Article taken from The St. Louis American, written by Sandra Jordan
The fact that Gabby Carter of Cape Girardeau, Missouri can go to school and play just about like any other child her age is nothing short of extraordinary.
She received a cord blood stem cell transplant last summer at St. Louis Children’s Hospital. It was her best chance at a cure for the debilitating complications of sickle cell anemia.
With this hereditary blood disorder, normally round red blood cells, that contain the iron-rich hemoglobin protein that carries oxygen throughout the body, are sickle-shaped.

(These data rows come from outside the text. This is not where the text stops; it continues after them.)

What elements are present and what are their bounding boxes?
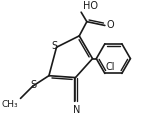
- Text: CH₃: CH₃: [2, 100, 19, 109]
- Text: HO: HO: [83, 1, 98, 11]
- Text: O: O: [107, 20, 114, 30]
- Text: N: N: [73, 105, 80, 115]
- Text: S: S: [52, 41, 58, 51]
- Text: S: S: [31, 80, 37, 90]
- Text: Cl: Cl: [106, 62, 115, 72]
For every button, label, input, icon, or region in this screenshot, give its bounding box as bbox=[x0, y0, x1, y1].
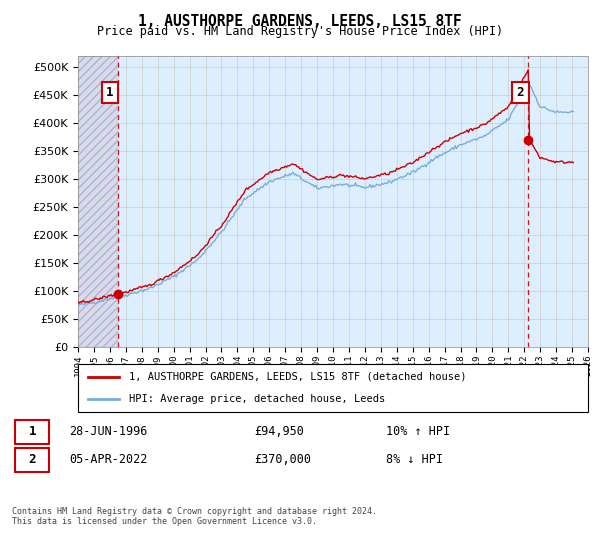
Text: Price paid vs. HM Land Registry's House Price Index (HPI): Price paid vs. HM Land Registry's House … bbox=[97, 25, 503, 38]
Bar bbox=[78, 56, 118, 347]
Text: 8% ↓ HPI: 8% ↓ HPI bbox=[386, 453, 443, 466]
Text: 10% ↑ HPI: 10% ↑ HPI bbox=[386, 425, 451, 438]
Text: 05-APR-2022: 05-APR-2022 bbox=[70, 453, 148, 466]
Text: 1: 1 bbox=[28, 425, 36, 438]
Text: £94,950: £94,950 bbox=[254, 425, 304, 438]
FancyBboxPatch shape bbox=[15, 447, 49, 472]
FancyBboxPatch shape bbox=[78, 364, 588, 412]
Text: 2: 2 bbox=[517, 86, 524, 99]
Text: 1, AUSTHORPE GARDENS, LEEDS, LS15 8TF (detached house): 1, AUSTHORPE GARDENS, LEEDS, LS15 8TF (d… bbox=[129, 372, 467, 382]
Text: 2: 2 bbox=[28, 453, 36, 466]
FancyBboxPatch shape bbox=[15, 419, 49, 444]
Text: £370,000: £370,000 bbox=[254, 453, 311, 466]
Text: 1: 1 bbox=[106, 86, 113, 99]
Text: Contains HM Land Registry data © Crown copyright and database right 2024.
This d: Contains HM Land Registry data © Crown c… bbox=[12, 507, 377, 526]
Text: HPI: Average price, detached house, Leeds: HPI: Average price, detached house, Leed… bbox=[129, 394, 385, 404]
Text: 28-JUN-1996: 28-JUN-1996 bbox=[70, 425, 148, 438]
Text: 1, AUSTHORPE GARDENS, LEEDS, LS15 8TF: 1, AUSTHORPE GARDENS, LEEDS, LS15 8TF bbox=[138, 14, 462, 29]
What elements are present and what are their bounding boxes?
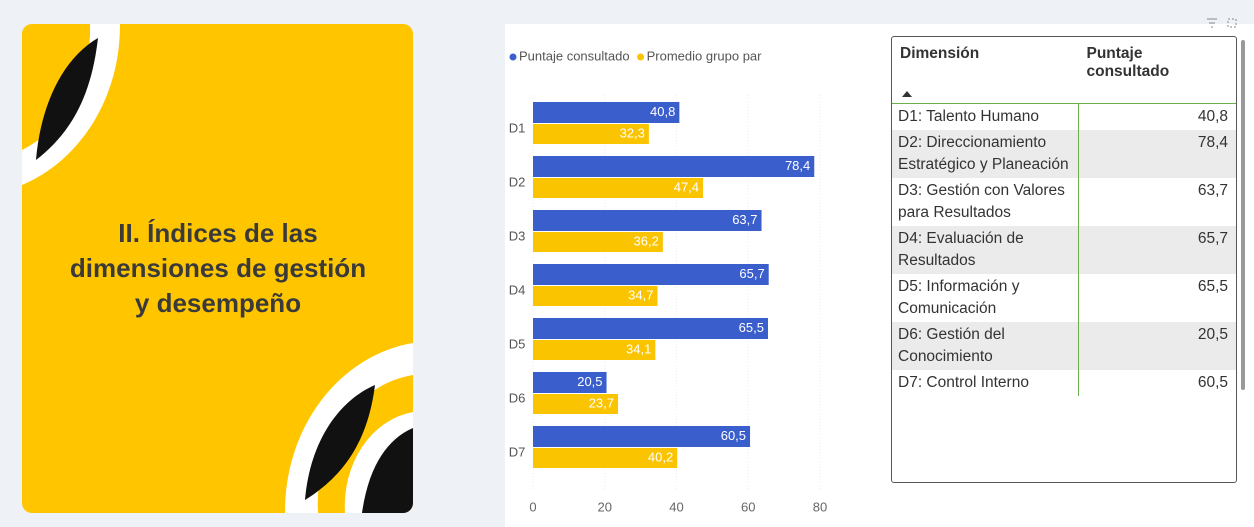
bar	[533, 124, 649, 144]
dimension-cell: D3: Gestión con Valores para Resultados	[892, 178, 1079, 226]
y-tick-label: D7	[509, 444, 526, 459]
card-title: y desempeño	[135, 288, 301, 318]
y-tick-label: D5	[509, 336, 526, 351]
y-tick-label: D2	[509, 174, 526, 189]
table-row[interactable]: D6: Gestión del Conocimiento 20,5	[892, 322, 1236, 370]
dimension-cell: D5: Información y Comunicación	[892, 274, 1079, 322]
score-cell: 63,7	[1197, 182, 1228, 199]
legend-label: Promedio grupo par	[647, 48, 763, 63]
x-tick-label: 80	[813, 499, 827, 514]
table-header: Dimensión Puntaje consultado	[892, 37, 1236, 104]
data-label: 65,7	[739, 266, 764, 281]
data-label: 78,4	[785, 158, 810, 173]
bar	[533, 394, 619, 414]
data-label: 32,3	[620, 125, 645, 140]
data-label: 47,4	[674, 179, 699, 194]
y-tick-label: D4	[509, 282, 526, 297]
bar	[533, 286, 658, 306]
data-label: 20,5	[577, 374, 602, 389]
dimension-cell: D6: Gestión del Conocimiento	[892, 322, 1079, 370]
visual-icons[interactable]	[1207, 18, 1237, 28]
score-cell: 60,5	[1197, 374, 1228, 391]
card-decoration	[22, 24, 413, 513]
scrollbar[interactable]	[1241, 40, 1245, 390]
table-row[interactable]: D5: Información y Comunicación 65,5	[892, 274, 1236, 322]
bar-chart: 0 20 40 60 80 Puntaje consultado Promedio grup…	[509, 48, 828, 514]
bar	[533, 264, 769, 285]
focus-icon[interactable]	[1227, 18, 1237, 28]
score-cell: 65,7	[1197, 230, 1228, 247]
bar	[533, 156, 815, 177]
data-label: 65,5	[739, 320, 764, 335]
dimension-cell: D2: Direccionamiento Estratégico y Plane…	[892, 130, 1079, 178]
table-row[interactable]: D3: Gestión con Valores para Resultados 6…	[892, 178, 1236, 226]
data-label: 60,5	[721, 428, 746, 443]
x-tick-label: 0	[529, 499, 536, 514]
dimension-cell: D1: Talento Humano	[892, 103, 1079, 130]
score-cell: 65,5	[1197, 278, 1228, 295]
card-title: II. Índices de las	[118, 218, 317, 248]
bar	[533, 210, 762, 231]
data-label: 40,2	[648, 449, 673, 464]
table-row[interactable]: D4: Evaluación de Resultados 65,7	[892, 226, 1236, 274]
dimension-cell: D7: Control Interno	[892, 370, 1079, 396]
bar	[533, 102, 680, 123]
table-visual: Dimensión Puntaje consultado D1: Talento…	[891, 36, 1237, 483]
dimension-cell: D4: Evaluación de Resultados	[892, 226, 1079, 274]
column-header[interactable]: Dimensión	[892, 37, 1079, 104]
y-tick-label: D1	[509, 120, 526, 135]
table-row[interactable]: D1: Talento Humano 40,8	[892, 103, 1236, 130]
score-cell: 20,5	[1197, 326, 1228, 343]
y-tick-label: D3	[509, 228, 526, 243]
legend-marker	[509, 53, 517, 61]
score-cell: 40,8	[1197, 108, 1228, 125]
filter-icon[interactable]	[1207, 18, 1217, 28]
data-label: 36,2	[634, 233, 659, 248]
bar	[533, 232, 663, 252]
bar	[533, 426, 751, 447]
data-label: 40,8	[650, 104, 675, 119]
bar	[533, 340, 656, 360]
header-text: Dimensión	[900, 45, 980, 62]
y-tick-label: D6	[509, 390, 526, 405]
data-label: 34,7	[628, 287, 653, 302]
sort-arrow[interactable]	[902, 91, 912, 97]
card	[22, 24, 413, 513]
bar	[533, 372, 607, 393]
x-tick-label: 20	[598, 499, 612, 514]
data-label: 63,7	[732, 212, 757, 227]
table-row[interactable]: D2: Direccionamiento Estratégico y Plane…	[892, 130, 1236, 178]
legend-marker	[637, 53, 645, 61]
table-row[interactable]: D7: Control Interno 60,5	[892, 370, 1236, 396]
legend-label: Puntaje consultado	[519, 48, 630, 63]
data-label: 34,1	[626, 341, 651, 356]
bar	[533, 178, 704, 198]
card-title: dimensiones de gestión	[70, 253, 366, 283]
data-label: 23,7	[589, 395, 614, 410]
x-tick-label: 40	[669, 499, 683, 514]
header-text: Puntaje consultado	[1086, 45, 1170, 80]
bar	[533, 448, 678, 468]
x-tick-label: 60	[741, 499, 755, 514]
bar	[533, 318, 768, 339]
table: Dimensión Puntaje consultado D1: Talento…	[892, 37, 1236, 396]
score-cell: 78,4	[1197, 134, 1228, 151]
column-header[interactable]: Puntaje consultado	[1079, 37, 1237, 104]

Those irregularly shaped cells become stiff and sticky and tend to block blood flow in the vessels, organs and limbs, resulting in oxygen restriction and painful crisis episodes, strokes, organ damage and ultimately, an early end of the lives of its sufferers.
Shalini Shenoy, M.D., director of pediatric stem cell transplantation program at St. Louis Children’s Hospital and professor of pediatrics at Washington University in St. Louis, said all indications pointed to Gabby not having a good outcome if she had not received the life-saving procedure.
“She was on chronic transfusion therapy for multiple complications, the most severe of them was involvement of her central nervous system; she was at risk for future strokes and debilitating disease and early mortality,” Dr. Shenoy said. “And the other organs that she’s had trouble with, as many patients do – the lungs and pain crises. These are not just a risk for death, but a risk for a very poor quality of life as these kids grow older.”
After Gabby’s transplant, periodic blood tests after the transplant showed less and less of Gabby’s own sickled cells as the newly transplanted stem cells made normal cells.
“We access the number of donor cells in her system so we do that from a blood test or we can do that from a sample of the bone marrow,” Shenoy explained. “We periodically do both along the way and Gabby’s testing has come back consistently as having engrafted, which means that the donor cells have settled in and are now making normal donor blood, as opposed to her own.”
Gabby experienced some setbacks in her recovery, including graft-versus- host disease, where the newly implanted cells began to attack her body following her cord blood stem cell bone marrow transplant. During Gabby’s illness and her recovery, her “village” was in action. Clippard Elementary School held prayer vigils, classmates raised gasoline money for her family to get back and forth to St. Louis and her teacher tutored her after school.
Gabby’s mom, Debbie Carter, watched her daughter become reinvented, from an isolated child with frequent bouts of fatigue and debilitating pain to an active 7-year-old.
The stem cell transplant also changed Gabby’s blood type. She now shares the same blood type as her mother.
Although they remain mindful about potential germ exposure, the Carters are readjusting their lives from being in crisis mode at a moment’s notice to just being normal. Carter said the transplant was worth it to see Gabby cured of sickle cell disease and getting her personality back to being “all things sparkly.”
“It’s taken a bit [of time]for her to get that confidence back, but that school – because everybody knows her, everybody gives her that attention, she is slowly coming back to herself,” Carter said.
While Gabby was the beacon of hope in St. Louis during transplant and recovery, students at Gabby’s school began wearing uniforms. Some minor bedazzling (with permission from the principal) brought back the flair for the colorful young fashionista.
“You know, Gabby sparkles every day,” Carter said. “I asked would it be okay. I said I wouldn’t go overboard, but I needed to add ‘her’ back in. It’s been a long time without her being able to be herself.”
“That makes her happy and they are okay with that.”
Sickle cell diseases affect millions of people around the world and it is found most commonly among African, Indian, Mediterranean, Middle-eastern, Caribbean, and Latin populations.
If a child inherits one sickle gene from one parent and a normal gene from the other, the child has the sickle cell trait. If both parents have the sickle cell trait, there is a one in four chance their child will also have sickle cell anemia. In Missouri, all newborn infants receive sickle cell screening.
Dr. Shenoy said parents of children, in particular should contact their child’s hematology teams to keep up advances in current research that could benefit their child because there is no one place to look for the data.
She describes three main areas of ongoing research underway to treat sickle cell anemia. It includes, 1) drug therapy to lessen the severity of pain or prevent it from happening; 2) cell transplantation to cure sickle cell disease, and 3) gene therapy, which involves taking out a patient’s cell and removing the sickled gene and inserting a normal gene to see if it will permanently make normal hemoglobin.
“I think these are all exciting areas of research and I think they are promising and I think what they will serve to do is will improve the course of the disease as we know it now.”
For Gabby and her mother, Debbie Carter, are hoping to participate in this year’s annual Sickle Cell Stroll, which takes place at 9:30 a.m. on Saturday, Sept. 7 at Hope Plaza on the campus of Washington University School of Medicine, just east of St. Louis Children’s Hospital.